Pediatric Leadership Stuck in Diversity Void

Marcia Frellick

March 09, 2015

As the US population of children becomes increasingly diverse, the diversity of pediatricians has not kept pace, especially at the top of the field.

Fernando Mendoza, MD, MPH, from the Department of Pediatrics, Stanford University School of Medicine, California, and colleagues sent surveys to 131 US pediatric department chairs to evaluate whether an institution had a diversity plan, which groups were targeted, whether there was cultural competency training, and how successful they perceived their program to be.

Their results were published online March 9 in Pediatrics.

The researchers found that women were progressively less represented at higher ranks. Although they made up 75% of the residents, they made up only 54% of faculty and 26% of chairs.

Racial and ethnic diversity also was limited across the board among trainees, faculty, and leaders. Only 10% of each group was black, Hispanic, or Native American.

Asian Americans were more common among trainees (15% - 33%) but were not often found in faculty and top leadership (0% - 14%). The authors note that these low numbers are not unique to pediatrics but are a challenge overall in medicine.

Half of US Infants Are Minorities

At the same time, the child population has changed. In 2010, 50.4% of infants in the United States were minorities, and 1 in 4 children currently lives in an immigrant family.

Of the 49.6% of the chairs who responded to the survey, three fourths reported having a plan for diversity, including race, sex, ethnicity, disability status, and sexual orientation. Overall, 69% reported that their diversity efforts were successful.

Diversity measures included the number of trainees and faculty, promotions, climate assessments, and exit interviews.

Regarding underrepresentation of women at the top, coauthor Leslie Walker, MD, from the Department of Pediatrics, University of Washington School of Medicine, Seattle, told Medscape Medical News that conventional thinking has been that it will just take time for women to rise in pediatric leadership. However, since the sex percentages evened out in 2003, she said, the trend is not there. "That should have already happened if it were going to happen in some natural way."

Far from being an issue of political correctness, she said, lack of diversity is stunting the growth of pediatrics. Without more points of view and cultural competence, the field cannot achieve the excellence the health system demands. Discrepancies in care are not disappearing, she said, and part of the reason is that the people looking for solutions may not have the same investment in the outcomes if they are not in the group directly affected by them.

"One of the interesting things about the paper is that most of the people who replied in general felt pretty good about what they have done thus far, so I think what we're hoping is that there will be a different bar.... We have to have a different understanding of what's missing," she said.
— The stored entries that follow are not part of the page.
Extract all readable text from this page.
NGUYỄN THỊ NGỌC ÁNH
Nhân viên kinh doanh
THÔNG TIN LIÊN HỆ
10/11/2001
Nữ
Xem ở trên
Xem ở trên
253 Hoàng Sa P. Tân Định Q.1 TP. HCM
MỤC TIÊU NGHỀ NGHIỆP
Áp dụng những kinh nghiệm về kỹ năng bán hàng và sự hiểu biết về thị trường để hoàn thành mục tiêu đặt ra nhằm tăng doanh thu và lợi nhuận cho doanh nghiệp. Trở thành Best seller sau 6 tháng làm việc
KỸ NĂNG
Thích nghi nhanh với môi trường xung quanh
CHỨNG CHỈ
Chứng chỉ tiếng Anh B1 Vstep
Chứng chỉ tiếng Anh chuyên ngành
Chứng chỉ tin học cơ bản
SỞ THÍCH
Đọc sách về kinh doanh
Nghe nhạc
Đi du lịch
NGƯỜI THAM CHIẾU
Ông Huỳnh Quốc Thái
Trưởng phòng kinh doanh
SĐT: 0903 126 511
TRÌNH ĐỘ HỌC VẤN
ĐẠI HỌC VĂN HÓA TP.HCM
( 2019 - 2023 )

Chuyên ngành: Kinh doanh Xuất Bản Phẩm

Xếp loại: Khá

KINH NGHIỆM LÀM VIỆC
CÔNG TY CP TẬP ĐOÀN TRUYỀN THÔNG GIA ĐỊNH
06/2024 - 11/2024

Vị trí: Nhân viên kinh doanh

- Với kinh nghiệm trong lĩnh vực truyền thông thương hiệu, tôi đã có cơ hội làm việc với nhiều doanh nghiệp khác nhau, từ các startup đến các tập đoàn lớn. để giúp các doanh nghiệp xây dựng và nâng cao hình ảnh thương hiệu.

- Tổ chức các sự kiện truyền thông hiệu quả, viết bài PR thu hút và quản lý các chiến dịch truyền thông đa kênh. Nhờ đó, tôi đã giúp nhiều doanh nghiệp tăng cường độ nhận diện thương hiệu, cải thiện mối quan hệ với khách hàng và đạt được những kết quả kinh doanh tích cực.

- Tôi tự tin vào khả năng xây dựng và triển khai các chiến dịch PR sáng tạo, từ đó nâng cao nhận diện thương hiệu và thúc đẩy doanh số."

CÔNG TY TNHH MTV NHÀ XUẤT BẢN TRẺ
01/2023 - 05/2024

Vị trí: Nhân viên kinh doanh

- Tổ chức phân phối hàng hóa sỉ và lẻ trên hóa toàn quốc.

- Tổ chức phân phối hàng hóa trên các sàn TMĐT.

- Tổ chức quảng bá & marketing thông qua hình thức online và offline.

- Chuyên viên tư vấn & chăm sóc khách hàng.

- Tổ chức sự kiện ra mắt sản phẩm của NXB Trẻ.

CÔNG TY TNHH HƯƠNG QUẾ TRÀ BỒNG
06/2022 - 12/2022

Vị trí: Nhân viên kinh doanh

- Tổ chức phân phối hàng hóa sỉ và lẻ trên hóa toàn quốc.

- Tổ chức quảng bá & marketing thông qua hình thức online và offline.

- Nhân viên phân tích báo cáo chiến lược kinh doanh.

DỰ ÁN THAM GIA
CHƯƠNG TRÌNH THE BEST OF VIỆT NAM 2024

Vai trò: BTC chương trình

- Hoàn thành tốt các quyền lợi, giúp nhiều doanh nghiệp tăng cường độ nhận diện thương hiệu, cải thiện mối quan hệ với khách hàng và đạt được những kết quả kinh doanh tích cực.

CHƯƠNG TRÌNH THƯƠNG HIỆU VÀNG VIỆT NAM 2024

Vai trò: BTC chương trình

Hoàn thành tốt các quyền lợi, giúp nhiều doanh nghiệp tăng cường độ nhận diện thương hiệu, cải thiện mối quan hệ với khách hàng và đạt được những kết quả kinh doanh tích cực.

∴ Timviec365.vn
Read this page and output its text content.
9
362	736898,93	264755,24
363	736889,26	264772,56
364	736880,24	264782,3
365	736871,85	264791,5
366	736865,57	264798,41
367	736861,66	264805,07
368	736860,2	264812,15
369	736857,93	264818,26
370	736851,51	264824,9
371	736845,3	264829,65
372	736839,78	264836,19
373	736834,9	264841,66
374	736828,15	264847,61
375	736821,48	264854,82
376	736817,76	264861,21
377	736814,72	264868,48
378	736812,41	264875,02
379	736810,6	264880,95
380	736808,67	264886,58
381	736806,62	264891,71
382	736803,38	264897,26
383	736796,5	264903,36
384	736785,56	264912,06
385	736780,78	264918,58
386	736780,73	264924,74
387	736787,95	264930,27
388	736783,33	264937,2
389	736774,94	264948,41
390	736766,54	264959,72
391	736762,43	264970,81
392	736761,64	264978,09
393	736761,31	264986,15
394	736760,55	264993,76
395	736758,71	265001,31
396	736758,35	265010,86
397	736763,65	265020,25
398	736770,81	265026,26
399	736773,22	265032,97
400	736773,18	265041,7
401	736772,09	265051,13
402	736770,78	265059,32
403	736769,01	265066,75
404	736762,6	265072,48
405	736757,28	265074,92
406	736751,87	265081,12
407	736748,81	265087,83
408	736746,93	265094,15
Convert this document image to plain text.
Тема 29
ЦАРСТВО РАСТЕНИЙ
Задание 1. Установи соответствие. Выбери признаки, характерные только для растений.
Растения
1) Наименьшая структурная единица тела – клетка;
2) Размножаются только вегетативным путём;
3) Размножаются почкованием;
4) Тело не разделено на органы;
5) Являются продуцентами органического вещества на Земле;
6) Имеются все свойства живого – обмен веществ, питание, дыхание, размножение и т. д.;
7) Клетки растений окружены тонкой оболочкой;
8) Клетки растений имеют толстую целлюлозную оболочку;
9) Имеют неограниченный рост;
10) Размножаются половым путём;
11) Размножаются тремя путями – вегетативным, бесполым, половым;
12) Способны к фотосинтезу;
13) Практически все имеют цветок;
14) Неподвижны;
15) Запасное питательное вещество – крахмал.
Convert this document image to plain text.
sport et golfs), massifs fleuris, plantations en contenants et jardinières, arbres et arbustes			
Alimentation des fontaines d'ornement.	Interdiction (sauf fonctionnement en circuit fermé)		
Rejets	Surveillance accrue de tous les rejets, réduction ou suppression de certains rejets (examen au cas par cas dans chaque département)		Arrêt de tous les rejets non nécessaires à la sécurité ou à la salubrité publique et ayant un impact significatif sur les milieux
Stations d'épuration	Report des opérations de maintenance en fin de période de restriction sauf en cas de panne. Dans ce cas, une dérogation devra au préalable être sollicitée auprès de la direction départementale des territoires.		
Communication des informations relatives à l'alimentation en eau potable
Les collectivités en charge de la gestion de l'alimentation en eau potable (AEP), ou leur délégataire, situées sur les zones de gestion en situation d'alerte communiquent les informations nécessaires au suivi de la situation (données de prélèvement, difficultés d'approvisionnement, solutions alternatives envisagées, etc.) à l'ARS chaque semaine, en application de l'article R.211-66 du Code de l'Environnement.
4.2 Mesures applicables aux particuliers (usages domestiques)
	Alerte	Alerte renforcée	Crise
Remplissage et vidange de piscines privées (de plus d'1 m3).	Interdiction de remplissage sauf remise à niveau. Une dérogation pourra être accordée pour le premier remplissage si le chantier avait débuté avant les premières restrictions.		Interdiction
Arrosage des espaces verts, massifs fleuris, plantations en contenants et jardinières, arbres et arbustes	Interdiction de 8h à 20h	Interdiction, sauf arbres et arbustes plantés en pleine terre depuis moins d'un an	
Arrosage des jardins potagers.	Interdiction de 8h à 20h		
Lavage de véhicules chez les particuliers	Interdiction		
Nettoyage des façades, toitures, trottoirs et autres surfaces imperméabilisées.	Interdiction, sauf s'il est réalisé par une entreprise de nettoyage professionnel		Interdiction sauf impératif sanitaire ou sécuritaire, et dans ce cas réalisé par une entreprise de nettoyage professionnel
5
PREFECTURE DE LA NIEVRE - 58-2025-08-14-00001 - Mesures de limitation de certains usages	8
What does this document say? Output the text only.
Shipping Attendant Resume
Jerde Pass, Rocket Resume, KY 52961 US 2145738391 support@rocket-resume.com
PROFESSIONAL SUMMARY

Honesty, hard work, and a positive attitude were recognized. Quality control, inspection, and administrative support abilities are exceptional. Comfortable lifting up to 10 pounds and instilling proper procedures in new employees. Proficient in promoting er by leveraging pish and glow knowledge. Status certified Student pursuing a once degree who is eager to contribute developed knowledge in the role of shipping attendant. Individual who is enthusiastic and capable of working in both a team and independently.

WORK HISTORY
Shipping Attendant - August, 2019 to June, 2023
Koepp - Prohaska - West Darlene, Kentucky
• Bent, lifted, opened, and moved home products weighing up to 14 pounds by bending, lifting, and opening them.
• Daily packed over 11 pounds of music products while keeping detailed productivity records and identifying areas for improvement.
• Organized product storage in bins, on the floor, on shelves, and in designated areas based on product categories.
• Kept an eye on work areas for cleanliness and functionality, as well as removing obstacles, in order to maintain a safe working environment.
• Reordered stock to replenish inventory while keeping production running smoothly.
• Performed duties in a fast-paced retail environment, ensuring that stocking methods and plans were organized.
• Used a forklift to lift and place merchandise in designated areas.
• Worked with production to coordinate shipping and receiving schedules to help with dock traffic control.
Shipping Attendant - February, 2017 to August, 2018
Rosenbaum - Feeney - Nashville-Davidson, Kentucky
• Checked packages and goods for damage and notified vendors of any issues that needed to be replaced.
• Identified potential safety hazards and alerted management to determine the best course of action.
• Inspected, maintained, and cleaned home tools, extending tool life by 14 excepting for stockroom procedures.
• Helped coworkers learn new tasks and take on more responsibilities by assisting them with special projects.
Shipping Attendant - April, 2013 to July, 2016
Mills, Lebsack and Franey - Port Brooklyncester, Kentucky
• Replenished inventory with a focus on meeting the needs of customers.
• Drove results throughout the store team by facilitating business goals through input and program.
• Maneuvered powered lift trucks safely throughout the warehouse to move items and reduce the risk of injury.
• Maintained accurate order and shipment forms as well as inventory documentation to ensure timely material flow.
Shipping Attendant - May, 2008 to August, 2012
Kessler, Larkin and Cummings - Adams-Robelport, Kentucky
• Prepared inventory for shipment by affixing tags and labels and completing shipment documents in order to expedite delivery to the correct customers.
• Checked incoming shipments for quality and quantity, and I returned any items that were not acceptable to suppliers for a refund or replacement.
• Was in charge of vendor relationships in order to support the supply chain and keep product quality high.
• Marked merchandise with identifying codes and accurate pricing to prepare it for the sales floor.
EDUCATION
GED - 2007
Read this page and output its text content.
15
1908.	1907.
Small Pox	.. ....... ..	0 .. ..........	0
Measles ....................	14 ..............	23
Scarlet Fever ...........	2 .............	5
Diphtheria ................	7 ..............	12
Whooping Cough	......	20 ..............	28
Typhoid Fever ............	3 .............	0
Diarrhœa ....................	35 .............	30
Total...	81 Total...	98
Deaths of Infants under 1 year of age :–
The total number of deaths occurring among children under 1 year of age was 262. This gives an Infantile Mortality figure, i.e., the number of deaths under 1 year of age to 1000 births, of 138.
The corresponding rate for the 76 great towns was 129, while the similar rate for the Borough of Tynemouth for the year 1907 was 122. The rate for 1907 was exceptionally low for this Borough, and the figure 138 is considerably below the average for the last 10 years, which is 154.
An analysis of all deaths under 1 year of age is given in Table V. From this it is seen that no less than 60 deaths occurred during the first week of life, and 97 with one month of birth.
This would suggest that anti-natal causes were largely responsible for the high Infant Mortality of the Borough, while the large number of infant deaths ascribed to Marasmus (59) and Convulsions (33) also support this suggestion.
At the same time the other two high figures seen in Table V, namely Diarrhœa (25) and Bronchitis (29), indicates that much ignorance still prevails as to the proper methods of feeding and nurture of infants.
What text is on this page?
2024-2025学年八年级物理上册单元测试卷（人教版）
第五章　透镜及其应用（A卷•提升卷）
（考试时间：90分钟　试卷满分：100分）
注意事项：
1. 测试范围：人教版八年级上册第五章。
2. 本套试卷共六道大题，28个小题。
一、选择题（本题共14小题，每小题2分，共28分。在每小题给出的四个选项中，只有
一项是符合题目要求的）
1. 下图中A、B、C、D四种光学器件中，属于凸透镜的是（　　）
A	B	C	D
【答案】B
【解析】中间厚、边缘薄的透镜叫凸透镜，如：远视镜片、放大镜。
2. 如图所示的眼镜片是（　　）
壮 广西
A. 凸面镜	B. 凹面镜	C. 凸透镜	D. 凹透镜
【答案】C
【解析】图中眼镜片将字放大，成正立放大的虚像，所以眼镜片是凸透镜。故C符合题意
What is missing is particularly striking in California, Dr Mendoza told Medscape Medical News: "In California, "50% of all the children being born are Latinos, and we have 5% Latino pediatricians."

Problems Plague Pipeline

One problem is the pipeline, the authors say. Citing data from the Association of American Medical Colleges, they found that from 2002 to 2012, there was no change in the proportion of medical school graduates who were black or Native American (7% and 0.8%, respectively). The proportion of Latinos rose slightly, going from 6% to 7.8%.

However, other gaps need to be addressed, and to that end, the researchers offer nine points of action for departments, the Accreditation Council for Graduate Medical Education, and pediatric organizations.

Dr Mendoza said that because workforce diversity is not a change that can come quickly, the field also urgently needs to focus on cultural competency care. Among the needs are learning language and cultural histories and cultural beliefs, such as preference for shaking hands or whether a patient wants to be touched at all.

It is not just the quality of care, he said, but efficiency of care that is at stake. Without the training, it takes more time to establish trust and understand cultural issues.

"Effective medicine comes from having effective relationships between patients and their doctors," he said.

The authors have disclosed no relevant financial relationships.

Pediatrics. Published online March 9, 2015.